Intel® Fortran Compiler
Build applications that can scale for the future with optimized code designed for Intel® Xeon® and compatible processors.

can avoid shared object calling wrong subroutine in another shared object?

Greg_T_
Valued Contributor I
859 Views

Hello,

I have a C# program that calls routines in two Fortran shared objects on Linux (run under Mono on Linux, run using DLLs on Windows).  I've found a problem that if both shared objects have been loaded (doing several tasks in the program) a call to a subroutine within the first shared object tries to incorrectly access a different subroutine of the same name in the second shared object.  If only one of the shared objects is loaded (doing only one set of tasks in the program) then either shared object works fine alone.  The same Fortran source code is used on Windows and works there as two DLLs.  To correct the problem I've renamed the subroutine in the first shared object to avoid calling the wrong subroutine in the second shared object.  Needing to rename subroutines in separate shared objects is a surprise to me.

Instead of renaming subroutines, is there a more general approach to limit access to subroutines in shared objects on Linux?  Is there syntax to tell the shared object to look for the subroutine only within the same shared object, or to limit external access to just a few selected routines in the shared object?

The two subroutines with the same name do have a different signature with a different number of arguments, so it seems that finding the correct subroutine by signature is not occurring.

In Windows DLLs the "DLLEXPORT" syntax helps limit access to just the intended externally accessible subroutines in the library.  When compiling on Linux I see a message that DLLEXPORT is ignored.
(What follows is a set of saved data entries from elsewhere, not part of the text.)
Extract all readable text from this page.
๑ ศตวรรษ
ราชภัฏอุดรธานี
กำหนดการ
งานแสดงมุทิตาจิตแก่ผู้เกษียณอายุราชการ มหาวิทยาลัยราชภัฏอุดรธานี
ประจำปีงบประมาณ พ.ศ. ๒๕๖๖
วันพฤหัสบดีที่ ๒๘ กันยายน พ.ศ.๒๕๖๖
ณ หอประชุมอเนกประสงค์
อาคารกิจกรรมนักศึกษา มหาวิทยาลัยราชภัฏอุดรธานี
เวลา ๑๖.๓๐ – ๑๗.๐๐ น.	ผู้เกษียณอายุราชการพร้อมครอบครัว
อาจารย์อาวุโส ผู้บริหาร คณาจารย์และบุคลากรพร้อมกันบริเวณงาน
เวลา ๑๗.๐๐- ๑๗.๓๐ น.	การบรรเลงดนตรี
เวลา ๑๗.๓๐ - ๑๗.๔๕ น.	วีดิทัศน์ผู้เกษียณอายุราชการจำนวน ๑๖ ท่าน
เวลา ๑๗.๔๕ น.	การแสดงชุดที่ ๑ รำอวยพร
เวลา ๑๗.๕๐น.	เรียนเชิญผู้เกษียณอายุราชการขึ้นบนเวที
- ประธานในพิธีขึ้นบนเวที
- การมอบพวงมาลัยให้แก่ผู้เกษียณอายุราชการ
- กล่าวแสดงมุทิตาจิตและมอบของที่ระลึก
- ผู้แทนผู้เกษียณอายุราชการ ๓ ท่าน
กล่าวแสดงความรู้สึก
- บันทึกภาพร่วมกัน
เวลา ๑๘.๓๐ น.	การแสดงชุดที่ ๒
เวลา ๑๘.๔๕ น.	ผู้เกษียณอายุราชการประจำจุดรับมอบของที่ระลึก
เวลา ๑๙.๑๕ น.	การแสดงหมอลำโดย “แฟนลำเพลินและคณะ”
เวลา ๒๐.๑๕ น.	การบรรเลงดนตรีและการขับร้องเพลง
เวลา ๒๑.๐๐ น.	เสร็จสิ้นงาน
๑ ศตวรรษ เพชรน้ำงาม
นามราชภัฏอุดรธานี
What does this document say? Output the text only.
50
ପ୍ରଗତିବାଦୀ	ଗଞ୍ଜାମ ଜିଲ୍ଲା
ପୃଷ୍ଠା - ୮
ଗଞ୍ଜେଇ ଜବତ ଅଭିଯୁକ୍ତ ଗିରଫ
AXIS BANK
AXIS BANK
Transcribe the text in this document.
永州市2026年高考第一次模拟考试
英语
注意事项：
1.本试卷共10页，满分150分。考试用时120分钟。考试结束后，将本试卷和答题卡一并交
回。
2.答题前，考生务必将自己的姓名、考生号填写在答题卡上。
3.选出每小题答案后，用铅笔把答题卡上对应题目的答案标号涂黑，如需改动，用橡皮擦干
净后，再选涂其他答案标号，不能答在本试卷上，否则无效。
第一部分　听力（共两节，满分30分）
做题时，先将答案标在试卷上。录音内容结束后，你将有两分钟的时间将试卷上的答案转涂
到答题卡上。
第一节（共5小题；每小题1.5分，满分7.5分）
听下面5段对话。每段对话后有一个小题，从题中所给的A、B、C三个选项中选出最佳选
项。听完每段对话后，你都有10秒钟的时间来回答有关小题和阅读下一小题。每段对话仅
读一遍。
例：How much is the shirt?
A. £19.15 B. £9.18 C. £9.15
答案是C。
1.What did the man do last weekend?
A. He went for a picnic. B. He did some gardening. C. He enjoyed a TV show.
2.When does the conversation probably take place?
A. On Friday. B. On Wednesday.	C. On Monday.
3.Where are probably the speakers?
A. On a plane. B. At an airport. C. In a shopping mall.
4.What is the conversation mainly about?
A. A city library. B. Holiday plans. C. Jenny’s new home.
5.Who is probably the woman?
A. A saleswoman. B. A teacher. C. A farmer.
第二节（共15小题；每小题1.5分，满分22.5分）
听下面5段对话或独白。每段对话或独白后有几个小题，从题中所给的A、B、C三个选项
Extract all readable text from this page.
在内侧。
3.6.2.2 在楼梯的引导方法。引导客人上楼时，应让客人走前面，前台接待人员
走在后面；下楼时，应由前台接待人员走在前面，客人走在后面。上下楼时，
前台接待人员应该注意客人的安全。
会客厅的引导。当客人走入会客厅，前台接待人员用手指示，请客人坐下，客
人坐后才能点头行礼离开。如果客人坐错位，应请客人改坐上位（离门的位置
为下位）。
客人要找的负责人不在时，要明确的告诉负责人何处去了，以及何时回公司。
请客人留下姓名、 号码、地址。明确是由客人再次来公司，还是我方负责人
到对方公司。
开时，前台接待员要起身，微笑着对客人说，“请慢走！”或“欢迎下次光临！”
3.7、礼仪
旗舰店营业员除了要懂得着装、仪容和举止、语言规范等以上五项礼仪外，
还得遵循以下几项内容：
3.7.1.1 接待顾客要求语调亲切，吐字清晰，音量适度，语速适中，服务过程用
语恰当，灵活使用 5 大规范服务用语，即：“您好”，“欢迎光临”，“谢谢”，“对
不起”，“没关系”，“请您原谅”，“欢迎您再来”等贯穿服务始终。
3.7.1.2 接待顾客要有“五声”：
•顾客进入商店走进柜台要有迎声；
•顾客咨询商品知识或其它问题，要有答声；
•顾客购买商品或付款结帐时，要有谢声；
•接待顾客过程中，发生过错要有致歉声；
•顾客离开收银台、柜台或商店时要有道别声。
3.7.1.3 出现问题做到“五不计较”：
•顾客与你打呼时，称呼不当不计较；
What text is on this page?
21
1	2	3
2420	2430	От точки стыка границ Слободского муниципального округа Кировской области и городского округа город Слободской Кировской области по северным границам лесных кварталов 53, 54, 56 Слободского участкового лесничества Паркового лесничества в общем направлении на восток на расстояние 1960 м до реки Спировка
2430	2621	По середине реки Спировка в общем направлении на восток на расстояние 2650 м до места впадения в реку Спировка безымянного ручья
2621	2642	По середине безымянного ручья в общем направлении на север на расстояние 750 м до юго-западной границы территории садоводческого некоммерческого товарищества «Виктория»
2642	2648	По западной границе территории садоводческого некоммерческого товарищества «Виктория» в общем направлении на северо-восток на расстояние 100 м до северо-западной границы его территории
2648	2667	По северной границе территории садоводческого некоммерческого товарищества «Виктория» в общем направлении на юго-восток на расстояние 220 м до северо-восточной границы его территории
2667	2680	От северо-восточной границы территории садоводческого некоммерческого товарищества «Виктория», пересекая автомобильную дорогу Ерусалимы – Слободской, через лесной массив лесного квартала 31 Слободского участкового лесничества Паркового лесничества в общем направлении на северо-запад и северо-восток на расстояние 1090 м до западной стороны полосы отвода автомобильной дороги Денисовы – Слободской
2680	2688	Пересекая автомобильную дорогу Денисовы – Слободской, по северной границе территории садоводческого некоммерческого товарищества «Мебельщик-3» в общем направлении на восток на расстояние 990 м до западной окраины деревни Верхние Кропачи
Not needing DLLEXPORT is also explained by Steve in this topic:

https://software.intel.com/en-us/forums/intel-fortran-compiler-for-linux-and-mac-os-x/topic/270148

On Linux can any subroutine in the shared object be accessed externally?  Should I expect to need to avoid subroutines of the same name within all the shared objects used by the program?

Thank you for your help.

Regards,
Greg T.

 

0 Kudos
8 Replies
jimdempseyatthecove
Honored Contributor III
859 Views

Greg,

Let me state this first: I am not an expert on Linux shared object libraries. The following is subject to being incorrect.

From my limited understanding, on Windows, DLLEXPORT creates an equivalent to a (virtual) vector table to the entry points so specified. All other functions linked/loaded into the DLL not DLLEXPORTed are essentially private to the DLL. The executable using the DLL links in a specially constructed version of the vector table such that on first use of an entry, the DLL gets loaded (if not loaded at program image load), and then the vector table entry gets updated to point directly at the appropriate function/variable location.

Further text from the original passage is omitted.